Schwieriger ist die Handhabung in der katholischen Kirche. Denn hier ist die Ehe ein Sakrament und damit unauflöslich - "bis dass der Tod euch scheidet". Auch eine Wiederverheiratung in der Kirche ist ausgeschlossen. "Viele fühlen sich doppelt bestraft und denken: Meine Ehe ist kaputt, und jetzt verliere ich auch den Halt der Kirche", sagt der Pastoralreferent Martin Bartsch vom Erzbistum Köln: "Wir laden Betroffene zu Gottesdiensten ein, um zu zeigen, dass Gott sie nicht verlassen hat.

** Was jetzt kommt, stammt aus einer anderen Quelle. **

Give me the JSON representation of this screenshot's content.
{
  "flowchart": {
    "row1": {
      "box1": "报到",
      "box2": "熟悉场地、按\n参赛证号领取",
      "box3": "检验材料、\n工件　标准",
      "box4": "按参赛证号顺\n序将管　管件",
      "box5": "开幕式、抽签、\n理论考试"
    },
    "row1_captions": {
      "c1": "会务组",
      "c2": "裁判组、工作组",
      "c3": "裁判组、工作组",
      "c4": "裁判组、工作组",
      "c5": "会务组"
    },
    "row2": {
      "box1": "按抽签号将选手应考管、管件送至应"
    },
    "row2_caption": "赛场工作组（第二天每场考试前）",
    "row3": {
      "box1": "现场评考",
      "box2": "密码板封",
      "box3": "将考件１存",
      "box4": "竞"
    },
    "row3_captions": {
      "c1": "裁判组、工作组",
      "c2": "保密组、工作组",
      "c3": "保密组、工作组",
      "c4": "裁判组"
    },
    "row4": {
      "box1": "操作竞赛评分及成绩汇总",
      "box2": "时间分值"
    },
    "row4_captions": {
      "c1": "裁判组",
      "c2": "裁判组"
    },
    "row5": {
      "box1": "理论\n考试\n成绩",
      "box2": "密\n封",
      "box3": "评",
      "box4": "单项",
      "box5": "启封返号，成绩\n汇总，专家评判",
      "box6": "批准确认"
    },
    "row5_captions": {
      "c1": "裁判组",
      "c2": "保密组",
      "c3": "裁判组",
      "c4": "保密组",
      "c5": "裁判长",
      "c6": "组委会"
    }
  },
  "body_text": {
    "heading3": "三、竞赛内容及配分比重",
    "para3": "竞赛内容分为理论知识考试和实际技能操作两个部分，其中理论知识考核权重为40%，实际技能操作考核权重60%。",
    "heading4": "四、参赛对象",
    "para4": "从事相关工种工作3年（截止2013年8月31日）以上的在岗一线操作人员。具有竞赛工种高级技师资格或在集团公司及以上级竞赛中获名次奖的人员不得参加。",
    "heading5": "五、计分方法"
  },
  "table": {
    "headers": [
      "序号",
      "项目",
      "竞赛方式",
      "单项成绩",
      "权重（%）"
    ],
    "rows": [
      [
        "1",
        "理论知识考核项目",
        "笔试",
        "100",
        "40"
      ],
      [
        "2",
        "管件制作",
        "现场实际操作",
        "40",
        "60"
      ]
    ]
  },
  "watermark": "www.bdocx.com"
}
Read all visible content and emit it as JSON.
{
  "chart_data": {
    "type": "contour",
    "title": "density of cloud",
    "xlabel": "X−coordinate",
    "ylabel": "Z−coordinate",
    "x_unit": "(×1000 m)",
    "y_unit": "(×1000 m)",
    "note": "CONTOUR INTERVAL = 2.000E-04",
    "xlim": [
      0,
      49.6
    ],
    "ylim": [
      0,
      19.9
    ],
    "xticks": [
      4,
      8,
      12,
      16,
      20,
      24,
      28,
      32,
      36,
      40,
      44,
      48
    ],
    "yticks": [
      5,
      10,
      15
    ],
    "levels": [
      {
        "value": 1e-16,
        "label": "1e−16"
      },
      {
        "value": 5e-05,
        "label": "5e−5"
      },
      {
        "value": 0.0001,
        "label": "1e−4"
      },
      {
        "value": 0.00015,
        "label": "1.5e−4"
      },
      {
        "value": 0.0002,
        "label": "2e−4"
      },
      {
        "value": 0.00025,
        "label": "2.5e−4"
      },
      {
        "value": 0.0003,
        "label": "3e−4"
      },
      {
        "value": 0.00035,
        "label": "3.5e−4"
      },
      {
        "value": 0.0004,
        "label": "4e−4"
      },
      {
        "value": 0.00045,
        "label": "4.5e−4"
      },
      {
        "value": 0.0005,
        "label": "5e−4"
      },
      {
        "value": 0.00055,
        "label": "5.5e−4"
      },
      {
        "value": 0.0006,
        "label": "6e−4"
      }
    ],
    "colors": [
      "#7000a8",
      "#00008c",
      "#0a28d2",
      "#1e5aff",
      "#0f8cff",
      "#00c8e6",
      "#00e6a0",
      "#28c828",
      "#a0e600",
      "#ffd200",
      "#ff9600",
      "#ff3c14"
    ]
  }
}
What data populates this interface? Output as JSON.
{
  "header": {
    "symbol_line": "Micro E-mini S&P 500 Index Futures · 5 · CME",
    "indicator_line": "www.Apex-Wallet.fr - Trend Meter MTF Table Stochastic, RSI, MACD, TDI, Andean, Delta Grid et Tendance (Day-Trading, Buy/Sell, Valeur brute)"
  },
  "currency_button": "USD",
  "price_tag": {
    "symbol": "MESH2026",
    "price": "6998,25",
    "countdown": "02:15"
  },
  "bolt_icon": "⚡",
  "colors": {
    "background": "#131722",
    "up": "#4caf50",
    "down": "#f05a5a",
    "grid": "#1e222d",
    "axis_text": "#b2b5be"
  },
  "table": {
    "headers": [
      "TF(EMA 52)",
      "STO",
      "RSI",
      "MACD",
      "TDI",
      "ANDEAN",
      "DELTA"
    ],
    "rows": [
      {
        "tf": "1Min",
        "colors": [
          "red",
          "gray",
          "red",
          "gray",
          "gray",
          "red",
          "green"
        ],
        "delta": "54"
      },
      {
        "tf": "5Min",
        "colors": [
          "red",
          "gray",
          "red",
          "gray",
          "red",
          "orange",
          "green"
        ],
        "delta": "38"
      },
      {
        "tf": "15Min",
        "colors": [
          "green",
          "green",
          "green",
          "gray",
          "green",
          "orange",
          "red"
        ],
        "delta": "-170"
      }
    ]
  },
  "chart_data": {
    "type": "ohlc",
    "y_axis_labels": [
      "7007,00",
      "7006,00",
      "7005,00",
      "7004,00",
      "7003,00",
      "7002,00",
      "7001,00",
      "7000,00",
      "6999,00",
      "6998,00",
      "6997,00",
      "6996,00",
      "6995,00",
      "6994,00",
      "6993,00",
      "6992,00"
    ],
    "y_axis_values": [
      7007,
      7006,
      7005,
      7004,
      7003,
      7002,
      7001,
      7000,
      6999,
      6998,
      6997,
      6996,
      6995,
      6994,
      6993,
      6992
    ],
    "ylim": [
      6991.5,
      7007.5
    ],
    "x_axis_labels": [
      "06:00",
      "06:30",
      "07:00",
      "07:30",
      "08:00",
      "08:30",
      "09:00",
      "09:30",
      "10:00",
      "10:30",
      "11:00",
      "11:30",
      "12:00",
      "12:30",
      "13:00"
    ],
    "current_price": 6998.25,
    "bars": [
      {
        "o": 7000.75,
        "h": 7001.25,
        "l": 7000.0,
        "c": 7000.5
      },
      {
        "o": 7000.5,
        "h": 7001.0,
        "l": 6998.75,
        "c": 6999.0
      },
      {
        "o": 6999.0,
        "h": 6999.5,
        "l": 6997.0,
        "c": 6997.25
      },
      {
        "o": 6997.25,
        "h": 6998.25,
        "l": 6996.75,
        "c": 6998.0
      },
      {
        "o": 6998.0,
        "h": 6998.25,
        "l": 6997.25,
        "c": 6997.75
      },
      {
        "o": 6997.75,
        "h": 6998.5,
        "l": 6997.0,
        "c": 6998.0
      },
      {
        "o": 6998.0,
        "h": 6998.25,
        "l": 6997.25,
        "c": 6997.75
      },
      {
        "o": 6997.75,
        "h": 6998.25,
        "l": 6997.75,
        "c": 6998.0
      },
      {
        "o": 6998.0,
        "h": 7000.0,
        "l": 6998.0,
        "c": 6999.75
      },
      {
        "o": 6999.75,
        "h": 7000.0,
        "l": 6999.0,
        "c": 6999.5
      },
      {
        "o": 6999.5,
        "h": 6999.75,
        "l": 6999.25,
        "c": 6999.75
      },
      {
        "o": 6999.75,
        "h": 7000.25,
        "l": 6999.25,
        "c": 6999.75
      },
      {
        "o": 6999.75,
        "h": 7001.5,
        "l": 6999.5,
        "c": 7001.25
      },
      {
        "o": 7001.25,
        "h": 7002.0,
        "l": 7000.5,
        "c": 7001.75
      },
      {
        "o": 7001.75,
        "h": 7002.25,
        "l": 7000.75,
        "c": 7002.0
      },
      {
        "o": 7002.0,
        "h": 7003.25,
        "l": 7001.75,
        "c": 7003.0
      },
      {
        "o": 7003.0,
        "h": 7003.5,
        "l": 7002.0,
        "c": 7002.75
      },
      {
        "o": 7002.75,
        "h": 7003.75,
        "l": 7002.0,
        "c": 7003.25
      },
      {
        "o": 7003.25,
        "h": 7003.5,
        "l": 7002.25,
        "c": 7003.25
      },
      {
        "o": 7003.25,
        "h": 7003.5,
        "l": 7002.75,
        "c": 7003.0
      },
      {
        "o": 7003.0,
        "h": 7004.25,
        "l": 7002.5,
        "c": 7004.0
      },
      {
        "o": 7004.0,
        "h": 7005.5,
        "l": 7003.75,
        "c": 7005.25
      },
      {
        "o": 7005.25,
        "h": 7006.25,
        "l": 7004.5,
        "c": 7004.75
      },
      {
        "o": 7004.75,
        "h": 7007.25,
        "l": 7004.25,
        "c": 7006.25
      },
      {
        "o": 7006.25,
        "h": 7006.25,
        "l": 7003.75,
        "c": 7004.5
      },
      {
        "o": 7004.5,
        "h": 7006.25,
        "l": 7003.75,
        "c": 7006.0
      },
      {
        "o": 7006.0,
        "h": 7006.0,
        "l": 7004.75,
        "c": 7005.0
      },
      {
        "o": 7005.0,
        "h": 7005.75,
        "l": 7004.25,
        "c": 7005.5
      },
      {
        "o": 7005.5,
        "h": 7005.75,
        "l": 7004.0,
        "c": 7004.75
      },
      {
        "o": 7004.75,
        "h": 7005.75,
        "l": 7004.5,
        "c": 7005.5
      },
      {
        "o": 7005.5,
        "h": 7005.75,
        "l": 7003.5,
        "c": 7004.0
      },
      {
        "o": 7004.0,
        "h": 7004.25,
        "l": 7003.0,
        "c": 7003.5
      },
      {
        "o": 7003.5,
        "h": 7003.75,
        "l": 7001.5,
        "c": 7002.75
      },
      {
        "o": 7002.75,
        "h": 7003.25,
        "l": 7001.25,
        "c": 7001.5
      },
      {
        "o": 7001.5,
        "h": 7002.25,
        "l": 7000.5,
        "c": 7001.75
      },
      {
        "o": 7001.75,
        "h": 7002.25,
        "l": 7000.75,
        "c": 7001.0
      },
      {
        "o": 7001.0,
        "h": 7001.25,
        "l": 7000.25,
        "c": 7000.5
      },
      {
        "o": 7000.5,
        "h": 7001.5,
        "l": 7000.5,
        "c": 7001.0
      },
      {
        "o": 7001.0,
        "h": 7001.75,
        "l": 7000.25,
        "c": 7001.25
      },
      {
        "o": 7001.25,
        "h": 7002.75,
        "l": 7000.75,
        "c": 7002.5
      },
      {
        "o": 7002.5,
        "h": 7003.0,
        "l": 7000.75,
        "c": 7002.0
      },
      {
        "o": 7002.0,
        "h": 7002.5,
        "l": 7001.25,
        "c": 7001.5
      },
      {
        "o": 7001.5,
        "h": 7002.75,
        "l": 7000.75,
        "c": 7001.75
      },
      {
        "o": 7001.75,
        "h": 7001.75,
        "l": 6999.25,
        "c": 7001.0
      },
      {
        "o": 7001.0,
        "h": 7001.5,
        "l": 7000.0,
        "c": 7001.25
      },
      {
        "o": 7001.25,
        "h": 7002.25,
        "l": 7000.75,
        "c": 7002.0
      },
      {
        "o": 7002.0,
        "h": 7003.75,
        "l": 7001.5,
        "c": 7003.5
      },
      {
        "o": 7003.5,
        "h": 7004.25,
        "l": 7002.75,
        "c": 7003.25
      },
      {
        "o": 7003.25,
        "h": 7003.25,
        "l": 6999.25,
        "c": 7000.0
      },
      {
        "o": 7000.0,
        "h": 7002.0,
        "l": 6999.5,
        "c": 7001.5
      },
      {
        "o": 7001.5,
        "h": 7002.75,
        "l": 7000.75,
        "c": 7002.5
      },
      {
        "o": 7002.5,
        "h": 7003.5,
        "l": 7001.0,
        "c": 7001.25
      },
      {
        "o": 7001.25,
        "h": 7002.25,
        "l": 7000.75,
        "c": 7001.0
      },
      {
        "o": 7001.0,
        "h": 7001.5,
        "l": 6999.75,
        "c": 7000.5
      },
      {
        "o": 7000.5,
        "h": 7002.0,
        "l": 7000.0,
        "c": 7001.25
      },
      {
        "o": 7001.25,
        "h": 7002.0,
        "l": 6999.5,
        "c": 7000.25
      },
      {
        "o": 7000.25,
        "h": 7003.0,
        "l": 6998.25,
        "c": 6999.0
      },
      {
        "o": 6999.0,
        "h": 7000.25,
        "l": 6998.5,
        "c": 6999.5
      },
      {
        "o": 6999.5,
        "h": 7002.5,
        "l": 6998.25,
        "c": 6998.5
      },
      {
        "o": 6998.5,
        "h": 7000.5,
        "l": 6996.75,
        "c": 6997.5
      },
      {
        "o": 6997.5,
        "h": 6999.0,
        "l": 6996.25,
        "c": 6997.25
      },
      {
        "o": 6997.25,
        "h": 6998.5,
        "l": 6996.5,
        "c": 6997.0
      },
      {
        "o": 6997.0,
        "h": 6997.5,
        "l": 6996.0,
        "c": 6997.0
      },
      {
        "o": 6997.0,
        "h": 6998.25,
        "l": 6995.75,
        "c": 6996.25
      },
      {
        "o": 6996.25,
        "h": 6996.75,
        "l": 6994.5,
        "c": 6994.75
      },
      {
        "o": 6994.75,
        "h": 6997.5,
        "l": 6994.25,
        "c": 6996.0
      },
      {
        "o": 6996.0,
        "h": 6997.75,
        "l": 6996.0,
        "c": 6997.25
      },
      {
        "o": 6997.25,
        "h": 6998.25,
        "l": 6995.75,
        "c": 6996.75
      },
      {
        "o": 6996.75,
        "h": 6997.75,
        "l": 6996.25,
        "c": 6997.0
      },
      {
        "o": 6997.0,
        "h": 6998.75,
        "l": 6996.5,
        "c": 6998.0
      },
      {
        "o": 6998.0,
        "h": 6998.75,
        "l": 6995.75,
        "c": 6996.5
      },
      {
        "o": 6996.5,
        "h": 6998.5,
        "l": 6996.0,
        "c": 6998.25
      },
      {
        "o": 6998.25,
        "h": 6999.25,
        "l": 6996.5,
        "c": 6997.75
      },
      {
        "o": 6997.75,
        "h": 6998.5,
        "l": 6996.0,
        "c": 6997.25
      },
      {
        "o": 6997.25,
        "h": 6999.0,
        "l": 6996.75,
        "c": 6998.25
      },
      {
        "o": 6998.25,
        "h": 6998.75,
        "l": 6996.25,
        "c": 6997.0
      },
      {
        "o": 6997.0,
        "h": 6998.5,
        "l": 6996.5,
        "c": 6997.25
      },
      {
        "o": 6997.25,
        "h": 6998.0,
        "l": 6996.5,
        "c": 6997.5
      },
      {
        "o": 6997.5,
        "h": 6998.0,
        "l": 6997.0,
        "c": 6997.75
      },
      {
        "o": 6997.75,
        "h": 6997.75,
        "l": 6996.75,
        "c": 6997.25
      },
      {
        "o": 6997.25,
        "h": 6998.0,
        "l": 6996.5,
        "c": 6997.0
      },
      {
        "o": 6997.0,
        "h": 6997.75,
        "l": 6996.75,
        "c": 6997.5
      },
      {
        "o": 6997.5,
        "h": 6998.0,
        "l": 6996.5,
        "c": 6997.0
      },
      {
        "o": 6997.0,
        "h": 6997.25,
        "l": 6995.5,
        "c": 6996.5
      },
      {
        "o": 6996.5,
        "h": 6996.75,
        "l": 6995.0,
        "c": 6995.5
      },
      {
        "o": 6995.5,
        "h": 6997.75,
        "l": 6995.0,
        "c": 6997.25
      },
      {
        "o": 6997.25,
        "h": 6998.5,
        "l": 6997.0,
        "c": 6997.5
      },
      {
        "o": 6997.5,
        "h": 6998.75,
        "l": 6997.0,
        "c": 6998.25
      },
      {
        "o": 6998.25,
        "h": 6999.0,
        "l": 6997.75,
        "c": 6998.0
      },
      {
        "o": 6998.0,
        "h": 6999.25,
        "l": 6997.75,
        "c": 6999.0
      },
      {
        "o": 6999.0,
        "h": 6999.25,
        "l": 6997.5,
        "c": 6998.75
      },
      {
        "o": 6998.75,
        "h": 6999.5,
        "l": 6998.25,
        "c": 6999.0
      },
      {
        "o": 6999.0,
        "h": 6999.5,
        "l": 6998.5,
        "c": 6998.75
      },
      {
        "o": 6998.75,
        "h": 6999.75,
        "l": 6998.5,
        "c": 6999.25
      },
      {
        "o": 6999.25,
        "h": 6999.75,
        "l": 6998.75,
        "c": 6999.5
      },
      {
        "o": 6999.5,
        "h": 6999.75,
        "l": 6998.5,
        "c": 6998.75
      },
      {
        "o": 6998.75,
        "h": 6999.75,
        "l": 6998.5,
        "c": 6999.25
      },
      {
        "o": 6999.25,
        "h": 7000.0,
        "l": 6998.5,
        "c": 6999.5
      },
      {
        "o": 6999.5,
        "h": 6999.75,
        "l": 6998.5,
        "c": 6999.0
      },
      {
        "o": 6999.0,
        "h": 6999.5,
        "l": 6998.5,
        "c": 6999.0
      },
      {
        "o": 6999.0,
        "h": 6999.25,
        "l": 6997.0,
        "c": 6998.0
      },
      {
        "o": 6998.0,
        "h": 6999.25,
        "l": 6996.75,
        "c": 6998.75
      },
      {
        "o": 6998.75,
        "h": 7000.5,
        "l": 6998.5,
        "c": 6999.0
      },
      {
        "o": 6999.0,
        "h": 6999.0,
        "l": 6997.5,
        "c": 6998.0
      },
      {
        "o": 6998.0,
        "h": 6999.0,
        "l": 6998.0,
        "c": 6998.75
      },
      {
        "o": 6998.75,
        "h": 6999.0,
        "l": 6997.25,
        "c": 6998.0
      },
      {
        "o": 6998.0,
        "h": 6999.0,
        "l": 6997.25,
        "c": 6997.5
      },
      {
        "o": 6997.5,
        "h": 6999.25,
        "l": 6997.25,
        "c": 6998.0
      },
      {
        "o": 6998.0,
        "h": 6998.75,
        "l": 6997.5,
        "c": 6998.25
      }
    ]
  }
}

Dies soll ein Zeichen der Wertschätzung sein."

Es hört dort auf, wo es angefangen hat

In Gottesdiensten für Getrennte werden den Teilnehmern oft unterschiedliche Stationen angeboten. Sie reichen etwa von "Krise-Katastrophe-Scheitern" über "Austausch-Kommunikation-Auseinandersetzung" bis hin zu "Trost-Gemeinschaft-Hoffnung" und "Neubeginn". Eingestimmt durch Gebete, Musik und Lesungen sind die Gläubigen eingeladen, sich zu den Stationen zu begeben, an denen sie sich mit Trennung, Schmerz und Neubeginn auseinandersetzen können.

Nach dem Segensgebet hätten sie zudem die Gelegenheit, sich auch persönlich segnen zu lassen, sagt Martin Bartsch: "Gerade der Einzelsegen ist vielen besonders wichtig." Viele hätten das Bedürfnis zu spüren, dass es Gottes Segen noch für sie gebe. Zudem ist der Gottesdienst für viele ein heilsamer Abschluss: "Jetzt ist es rund", habe einmal eine betroffene Frau zu ihm gesagt, erzählt Bartsch: Vor dem Altar hat es angefangen und dort hört es auch auf.